Facebook CEO Mark Zuckerberg lauded the virtues of socialism during a recent meeting with Lu Wei, the czar of China’s draconian Internet censorship system.
Having previously met with State Department official Catherine Novelli, who urged the two countries to “work together as friends” on web security, Wei paid a visit to Facebook’s SIlicon Valley offices despite the fact that the social networking website is completely banned in China.
During the meeting, Wei discovered a book written by Chinese President Xi Jinping called “The Governance of China” sitting on Zuckerberg’s office desk, leading Zuckerberg to comment, “I’ve bought this book for my co-workers. I want them to understand socialism with Chinese characteristics.”
“The sight of Xi’s book on a tech tycoon’s table has been taken as hypocritical and absurd by many observers – the government Xi leads has one of the most restrictive Internet policies in the entire world and Facebook itself is banned in the country. Zuckerberg’s promoting of the book struck many as kow-towing,” reports the Washington Post.

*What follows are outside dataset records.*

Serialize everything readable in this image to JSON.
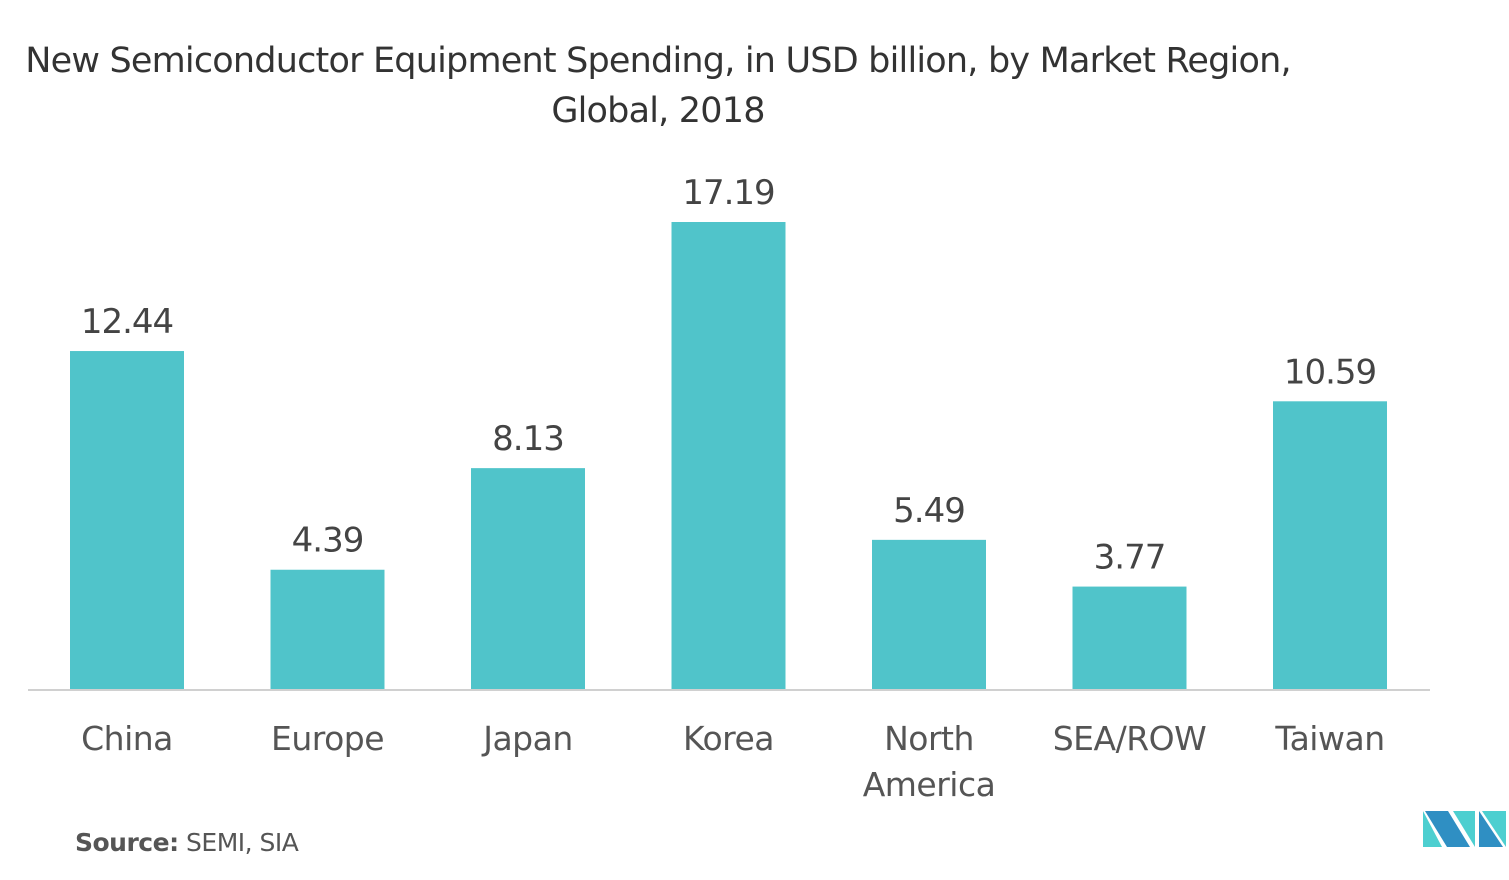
{
  "chart_data": {
    "type": "bar",
    "title": "New Semiconductor Equipment Spending, in USD billion, by Market Region, Global, 2018",
    "categories": [
      "China",
      "Europe",
      "Japan",
      "Korea",
      "North America",
      "SEA/ROW",
      "Taiwan"
    ],
    "values": [
      12.44,
      4.39,
      8.13,
      17.19,
      5.49,
      3.77,
      10.59
    ],
    "data_labels": [
      "12.44",
      "4.39",
      "8.13",
      "17.19",
      "5.49",
      "3.77",
      "10.59"
    ],
    "xlabel": "",
    "ylabel": "",
    "ylim": [
      0,
      17.19
    ],
    "grid": false,
    "bar_color": "#50c4ca"
  },
  "source": {
    "label": "Source:",
    "text": "SEMI, SIA"
  },
  "logo": {
    "text": "MI",
    "colors": [
      "#2f8fc3",
      "#4dcfd0"
    ]
  }
}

Prominent Chinese dissident Hu Jia accused Zuckerberg of having an understanding of Chinese politics akin to a 3-year-old, while users of China’s social media site Weibo portrayed the Facebook CEO as a Mao-era Red Guard clutching Xi’s book.
— Bridget O'Donnell (@bridgers) December 8, 2014
Given that Facebook is the second biggest website in the world after Google, the fact that Zuckerberg is palling around with the head of a formidable censorship program that routinely silences and intimidates government critics is disconcerting to say the least, especially amidst efforts by the Obama administration, which has received Facebook support in the past, to reclassify the web as a utility, bringing it under Title II of the Telecommunications Act and greasing the skids for FCC control.
Under Wei’s control, blocks on foreign websites in China have increased, while regulations on social media were tightened to make web users who posted content critical of the state legally responsible for any content which receives over 500 shares should it be deemed a “false rumor” by authorities.
Those who flouted Wei’s order to keep posts about government conduct “positive” had their accounts shut down and some were even detained by police.
China routinely censors the Internet and cuts off access in order to hide evidence of government corruption and to cover up atrocities committed by the state, a process that Wei has personally overseen since 2011.